Come osserva dalle colonne del quotidiano britannico The Guardian Andrew Simms, di Global Witness, sottolinea l’invito alla prudenza proveniente dalle organizzazioni non governative che seguono le vicende delle deforestazioni e delle sottrazioni di terra alle popolazioni indigene. Infatti, dopo lo scoppio della crisi finanziaria del 2008, l’investimento nelle piantagioni di palma, il cui olio è sempre più utilizzato per il basso prezzo, ha registrato un’impennata. Tuttavia nel lungo periodo l’investimento potrebbe rivelarsi rischioso, perché il prezzo conveniente dell’olio non incorpora i rischi sociali e ambientali legati al continuo accaparramento di terre e ai cambiamenti climatici connessi alla distruzione delle foreste.
Mentre le aziende europee e statunitensi possono essere perseguite in caso di importazione di legname illegale, non c’è alcun meccanismo di controllo commerciale per quanto riguarda l’accaparramento delle terre e le materie prime che vengono poi coltivate, come olio di palma, gomma e canna da zucchero. In assenza di meccanismi legislativi che regolamentano questo tipo di commercio e sino a quando i prezzi non rifletteranno costi e rischi reali, gli investitori potranno trarre profitto dall’accaparramento di terre, perché non ci sono regole per fermarli.

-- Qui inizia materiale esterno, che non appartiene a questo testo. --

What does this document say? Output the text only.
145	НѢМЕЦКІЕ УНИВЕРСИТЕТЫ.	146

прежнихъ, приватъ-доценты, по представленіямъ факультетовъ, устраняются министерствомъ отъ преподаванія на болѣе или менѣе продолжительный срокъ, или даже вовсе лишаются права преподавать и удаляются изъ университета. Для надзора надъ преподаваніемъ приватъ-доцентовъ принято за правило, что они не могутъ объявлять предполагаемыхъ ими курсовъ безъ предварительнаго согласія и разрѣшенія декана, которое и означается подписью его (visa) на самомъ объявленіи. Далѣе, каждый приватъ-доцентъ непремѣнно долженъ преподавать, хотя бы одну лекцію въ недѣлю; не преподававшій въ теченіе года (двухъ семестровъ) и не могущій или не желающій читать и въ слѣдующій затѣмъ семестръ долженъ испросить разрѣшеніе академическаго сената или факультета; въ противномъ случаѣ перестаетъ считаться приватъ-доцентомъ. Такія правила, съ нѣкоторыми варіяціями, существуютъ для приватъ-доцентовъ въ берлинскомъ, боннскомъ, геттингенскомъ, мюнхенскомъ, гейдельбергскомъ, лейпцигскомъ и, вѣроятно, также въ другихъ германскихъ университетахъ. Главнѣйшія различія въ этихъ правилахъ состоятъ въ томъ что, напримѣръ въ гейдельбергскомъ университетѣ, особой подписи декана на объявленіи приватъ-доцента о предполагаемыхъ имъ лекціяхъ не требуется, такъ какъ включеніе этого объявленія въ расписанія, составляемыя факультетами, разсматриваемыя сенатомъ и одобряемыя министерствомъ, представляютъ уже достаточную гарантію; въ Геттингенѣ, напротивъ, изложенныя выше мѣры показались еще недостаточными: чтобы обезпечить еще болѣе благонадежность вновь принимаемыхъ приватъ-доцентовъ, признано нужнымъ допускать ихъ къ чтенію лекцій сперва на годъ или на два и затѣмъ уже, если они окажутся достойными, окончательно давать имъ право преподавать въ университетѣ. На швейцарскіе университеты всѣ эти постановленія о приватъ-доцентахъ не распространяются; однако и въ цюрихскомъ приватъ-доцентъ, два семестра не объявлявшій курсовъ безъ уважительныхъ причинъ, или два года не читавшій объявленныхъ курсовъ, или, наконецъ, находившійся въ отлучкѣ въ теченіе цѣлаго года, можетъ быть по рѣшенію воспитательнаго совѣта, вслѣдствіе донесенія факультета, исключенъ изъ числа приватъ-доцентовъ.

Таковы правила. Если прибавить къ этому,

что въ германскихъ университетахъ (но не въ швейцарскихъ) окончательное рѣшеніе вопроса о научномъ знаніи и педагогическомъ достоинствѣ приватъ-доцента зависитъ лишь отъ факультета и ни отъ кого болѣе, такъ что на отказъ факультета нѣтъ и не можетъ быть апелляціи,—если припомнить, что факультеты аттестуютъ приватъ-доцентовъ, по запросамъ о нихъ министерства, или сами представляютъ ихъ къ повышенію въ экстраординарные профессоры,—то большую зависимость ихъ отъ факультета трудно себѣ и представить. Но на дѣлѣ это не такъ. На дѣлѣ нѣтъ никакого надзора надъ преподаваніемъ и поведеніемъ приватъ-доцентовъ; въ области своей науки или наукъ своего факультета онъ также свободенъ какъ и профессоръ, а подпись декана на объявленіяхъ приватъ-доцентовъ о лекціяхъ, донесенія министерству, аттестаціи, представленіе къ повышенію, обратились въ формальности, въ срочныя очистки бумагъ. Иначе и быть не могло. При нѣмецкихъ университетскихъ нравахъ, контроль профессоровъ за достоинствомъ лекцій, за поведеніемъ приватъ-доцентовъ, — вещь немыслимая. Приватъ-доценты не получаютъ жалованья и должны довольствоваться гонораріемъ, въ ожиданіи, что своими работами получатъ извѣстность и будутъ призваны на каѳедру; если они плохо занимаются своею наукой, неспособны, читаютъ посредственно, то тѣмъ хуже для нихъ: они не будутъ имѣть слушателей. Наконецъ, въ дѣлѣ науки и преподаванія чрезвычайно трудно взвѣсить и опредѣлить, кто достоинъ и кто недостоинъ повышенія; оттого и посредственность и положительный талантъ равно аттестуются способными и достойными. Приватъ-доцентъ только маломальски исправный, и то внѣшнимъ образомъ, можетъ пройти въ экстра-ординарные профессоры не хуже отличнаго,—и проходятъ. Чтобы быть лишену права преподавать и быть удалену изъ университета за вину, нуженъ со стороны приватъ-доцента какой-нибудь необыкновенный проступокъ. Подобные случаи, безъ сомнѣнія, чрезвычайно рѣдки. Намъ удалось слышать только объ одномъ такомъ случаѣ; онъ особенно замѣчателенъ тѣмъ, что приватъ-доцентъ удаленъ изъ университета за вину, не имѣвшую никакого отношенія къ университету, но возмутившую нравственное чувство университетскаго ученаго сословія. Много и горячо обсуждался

Mi sembra che il rischio sociale vero per un investitore stia nell’atteggiamento dei consumatori occidentali.
In italiano, se l’olio di palma diventasse talmente “scorretto” da un punto di vista delle politiche industriali, tale da scoraggiarne significativamente il consumo nei paesi occidentali (con le aziende che lo eliminano come ingrediente per paura di perdere clienti) è evidente che un eventuale investitore che volesse operare in questo campo (letterale …) ci deve pensare tre volte. Anche tenendo conto dei tempi tecnici necessari per far crescere le palme (nettamente maggiori rispetto a girasoli o colza)
L’analisi dovrebbe indicare come sostituirlo e, soprattutto, se nelle aree in cui viene prodotto è economicamente possibile sviluppare i suoi “succedanei”: per assurdo, se si passasse tutti al burro, difficilmente i piantatori di palme si potrebbero trasformare in mandriani …
Questo approccio di tutto palma, tutto burro, tutto olio di girasole e scorretto. C’è spazio per tutti, anche se adesso paradossalmente il 90% del mercato usa palma che fino a 30 anni fa era sconosciuto , o meglio lo usava solo Ferrero per la Nutella che ne contiene ancora il 20% circa. I sostituti esistono ma c’è qualcuno che fa finta di non conoscerli . Abbiamo recensito 200 tipi di biscotti senza palma ,60 merendine , quasi trenta creme alla nocciola senza palma. Sono le multinazionali o è aziende come Barilla , Ferrero ,Bauli e le altre che non lo vogliono sostituire.